Single 0.1 mg/kg intravenous (IV), intramuscular (IM) and subcutaneous (SC) doses of CD377 afford equivalent protection in mice dosed 2 hours post infection.

ANTIVIRAL CONJUGATES (AVCs) FOR INFLUENZA TREATMENT: CD377 and CD388

There are currently four drugs recommended by the CDC for treating influenza. All have one or more of the following limitations:

Short half-life and limited efficacy window

Susceptibility to resistance

Multi-dose regimens

Limited routes of administration

Cidara’s flu AVCs for flu treatment are designed to disrupt the current standard of care. The targeting domains of flu AVCs are potent small molecule antivirals that bind to a highly conserved target on the cell surface of all influenza viral strains which is essential for viral proliferation.
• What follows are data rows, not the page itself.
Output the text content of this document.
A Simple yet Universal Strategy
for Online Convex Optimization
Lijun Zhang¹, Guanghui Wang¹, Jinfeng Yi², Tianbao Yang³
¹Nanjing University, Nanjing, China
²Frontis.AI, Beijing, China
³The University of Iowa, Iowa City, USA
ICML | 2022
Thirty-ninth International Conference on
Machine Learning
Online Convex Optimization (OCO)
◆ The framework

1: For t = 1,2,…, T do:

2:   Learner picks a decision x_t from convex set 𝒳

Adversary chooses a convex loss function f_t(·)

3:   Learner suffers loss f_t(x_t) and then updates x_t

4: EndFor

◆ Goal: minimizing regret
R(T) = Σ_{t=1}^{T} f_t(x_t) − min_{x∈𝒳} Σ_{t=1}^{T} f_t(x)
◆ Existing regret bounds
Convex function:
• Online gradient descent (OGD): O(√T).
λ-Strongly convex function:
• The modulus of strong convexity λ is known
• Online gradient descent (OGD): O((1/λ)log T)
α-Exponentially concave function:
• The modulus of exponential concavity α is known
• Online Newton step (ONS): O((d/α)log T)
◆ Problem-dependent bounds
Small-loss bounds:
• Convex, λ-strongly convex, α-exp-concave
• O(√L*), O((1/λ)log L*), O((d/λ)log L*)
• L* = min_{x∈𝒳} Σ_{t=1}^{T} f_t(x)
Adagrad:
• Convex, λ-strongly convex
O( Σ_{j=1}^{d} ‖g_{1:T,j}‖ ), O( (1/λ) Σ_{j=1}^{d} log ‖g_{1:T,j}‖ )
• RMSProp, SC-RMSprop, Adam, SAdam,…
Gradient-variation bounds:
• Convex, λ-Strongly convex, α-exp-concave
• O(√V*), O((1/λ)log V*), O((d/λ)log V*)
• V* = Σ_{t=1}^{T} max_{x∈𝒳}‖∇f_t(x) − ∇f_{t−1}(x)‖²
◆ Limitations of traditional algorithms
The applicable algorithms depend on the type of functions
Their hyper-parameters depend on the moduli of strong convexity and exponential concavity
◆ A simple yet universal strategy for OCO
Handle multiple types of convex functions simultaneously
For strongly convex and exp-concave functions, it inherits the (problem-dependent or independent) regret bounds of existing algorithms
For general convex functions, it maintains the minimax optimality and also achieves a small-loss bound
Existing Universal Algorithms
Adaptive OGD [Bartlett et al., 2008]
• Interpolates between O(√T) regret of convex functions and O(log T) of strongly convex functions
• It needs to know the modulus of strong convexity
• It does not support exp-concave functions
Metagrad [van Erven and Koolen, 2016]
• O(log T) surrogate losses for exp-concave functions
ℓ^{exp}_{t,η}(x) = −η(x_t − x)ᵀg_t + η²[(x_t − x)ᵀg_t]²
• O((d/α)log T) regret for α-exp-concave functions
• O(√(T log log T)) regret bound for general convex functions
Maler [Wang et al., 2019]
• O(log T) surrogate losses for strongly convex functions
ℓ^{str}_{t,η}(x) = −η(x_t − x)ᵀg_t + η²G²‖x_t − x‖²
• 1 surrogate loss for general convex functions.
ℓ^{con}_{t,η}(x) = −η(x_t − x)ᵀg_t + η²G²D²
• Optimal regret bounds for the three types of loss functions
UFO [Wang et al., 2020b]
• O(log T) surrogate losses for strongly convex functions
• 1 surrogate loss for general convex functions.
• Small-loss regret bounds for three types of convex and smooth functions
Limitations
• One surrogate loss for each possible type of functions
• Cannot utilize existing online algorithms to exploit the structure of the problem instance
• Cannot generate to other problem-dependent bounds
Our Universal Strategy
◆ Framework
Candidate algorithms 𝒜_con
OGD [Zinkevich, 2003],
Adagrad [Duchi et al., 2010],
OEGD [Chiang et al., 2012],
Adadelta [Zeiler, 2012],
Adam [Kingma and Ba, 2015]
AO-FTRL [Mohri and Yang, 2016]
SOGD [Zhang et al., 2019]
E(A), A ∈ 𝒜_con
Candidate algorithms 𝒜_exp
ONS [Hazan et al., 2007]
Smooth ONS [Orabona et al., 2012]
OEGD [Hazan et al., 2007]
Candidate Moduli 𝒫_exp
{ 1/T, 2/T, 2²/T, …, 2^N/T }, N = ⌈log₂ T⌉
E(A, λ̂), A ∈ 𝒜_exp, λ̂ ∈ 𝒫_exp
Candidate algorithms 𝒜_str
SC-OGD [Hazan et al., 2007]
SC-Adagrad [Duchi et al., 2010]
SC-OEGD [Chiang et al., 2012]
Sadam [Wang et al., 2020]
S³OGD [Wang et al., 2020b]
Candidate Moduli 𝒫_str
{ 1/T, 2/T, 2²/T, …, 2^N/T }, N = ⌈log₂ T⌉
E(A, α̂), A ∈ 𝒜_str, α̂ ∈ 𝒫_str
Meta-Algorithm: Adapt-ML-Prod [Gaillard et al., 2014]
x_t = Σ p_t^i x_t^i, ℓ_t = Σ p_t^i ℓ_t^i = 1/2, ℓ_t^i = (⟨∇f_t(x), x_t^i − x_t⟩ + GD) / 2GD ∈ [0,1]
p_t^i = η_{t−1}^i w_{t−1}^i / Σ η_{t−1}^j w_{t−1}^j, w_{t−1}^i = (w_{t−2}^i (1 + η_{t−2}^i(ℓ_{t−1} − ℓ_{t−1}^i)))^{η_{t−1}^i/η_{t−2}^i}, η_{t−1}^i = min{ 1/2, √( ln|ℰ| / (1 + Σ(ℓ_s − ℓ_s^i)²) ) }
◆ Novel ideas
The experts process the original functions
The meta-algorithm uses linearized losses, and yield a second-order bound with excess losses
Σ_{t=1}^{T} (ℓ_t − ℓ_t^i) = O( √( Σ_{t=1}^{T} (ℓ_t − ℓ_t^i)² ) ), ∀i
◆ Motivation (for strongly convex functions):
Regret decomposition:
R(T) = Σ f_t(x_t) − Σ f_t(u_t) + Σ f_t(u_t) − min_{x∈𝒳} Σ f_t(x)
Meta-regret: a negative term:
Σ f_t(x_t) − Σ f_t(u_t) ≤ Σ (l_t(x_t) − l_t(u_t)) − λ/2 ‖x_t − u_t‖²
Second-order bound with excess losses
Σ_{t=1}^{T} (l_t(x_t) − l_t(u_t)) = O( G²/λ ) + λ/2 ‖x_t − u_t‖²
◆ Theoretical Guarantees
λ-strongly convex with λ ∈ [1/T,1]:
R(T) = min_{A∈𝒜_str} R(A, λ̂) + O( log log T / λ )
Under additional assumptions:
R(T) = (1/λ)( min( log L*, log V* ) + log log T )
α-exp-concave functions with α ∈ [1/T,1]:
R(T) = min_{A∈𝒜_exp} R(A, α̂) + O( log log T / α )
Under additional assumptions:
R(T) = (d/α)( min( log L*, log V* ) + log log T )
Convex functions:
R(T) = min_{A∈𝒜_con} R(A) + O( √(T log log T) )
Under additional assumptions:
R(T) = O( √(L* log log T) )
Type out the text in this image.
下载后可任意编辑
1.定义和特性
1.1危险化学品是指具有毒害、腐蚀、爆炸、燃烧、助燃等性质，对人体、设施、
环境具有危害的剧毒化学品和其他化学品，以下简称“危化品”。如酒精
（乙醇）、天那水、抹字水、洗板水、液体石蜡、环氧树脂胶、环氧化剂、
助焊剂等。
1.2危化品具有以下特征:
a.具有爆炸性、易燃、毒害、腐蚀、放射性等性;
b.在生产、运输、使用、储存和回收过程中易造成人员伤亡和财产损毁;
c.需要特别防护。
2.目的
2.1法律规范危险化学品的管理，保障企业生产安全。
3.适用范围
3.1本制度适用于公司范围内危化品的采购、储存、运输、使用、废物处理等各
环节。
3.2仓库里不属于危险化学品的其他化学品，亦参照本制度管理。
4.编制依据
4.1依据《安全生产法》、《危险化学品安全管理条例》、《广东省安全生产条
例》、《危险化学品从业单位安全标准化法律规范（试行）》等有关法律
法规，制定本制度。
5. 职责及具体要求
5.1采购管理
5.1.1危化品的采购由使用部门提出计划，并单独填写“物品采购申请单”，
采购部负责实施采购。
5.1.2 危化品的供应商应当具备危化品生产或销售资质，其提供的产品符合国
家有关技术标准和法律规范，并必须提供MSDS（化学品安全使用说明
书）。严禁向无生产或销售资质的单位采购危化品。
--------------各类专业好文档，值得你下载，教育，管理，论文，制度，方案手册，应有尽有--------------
With this mechanism, AVCs have the potential for fast-acting universal coverage of influenza A and B, including all major clinically characterized drug-resistant strains.

Cidara is conducting IND-enabling studies in order to begin Phase 1 clinical trials in its influenza program.

Preclinical studies demonstrate:

Lower resistance

CD377 demonstrated a lower resistance potential compared to approved influenza treatments, baloxavir and oseltamivir, against a pandemic strain of influenza.

REFERENCE: CD377, a Novel Antiviral Fc-Conjugate, Demonstrates a Lower Resistance Potential than Baloxavir and Oseltamivir against Pandemic Influenza A/H1N1 [ECCMID 2020 Abstract 5707]

Serial Passage (MOI 0.01)

Improved efficacy window

CD377 extends the treatment window, demonstrating improved efficacy with a single dose three days post-infection compared to multiple doses of oseltamivir starting at three days post-infection in a lethal influenza mouse model.

Rapid onset of efficacy

A single dose of CD377 is immediately elevated in both plasma and epithelial lining fluid (ELF) of the respiratory tract in mice.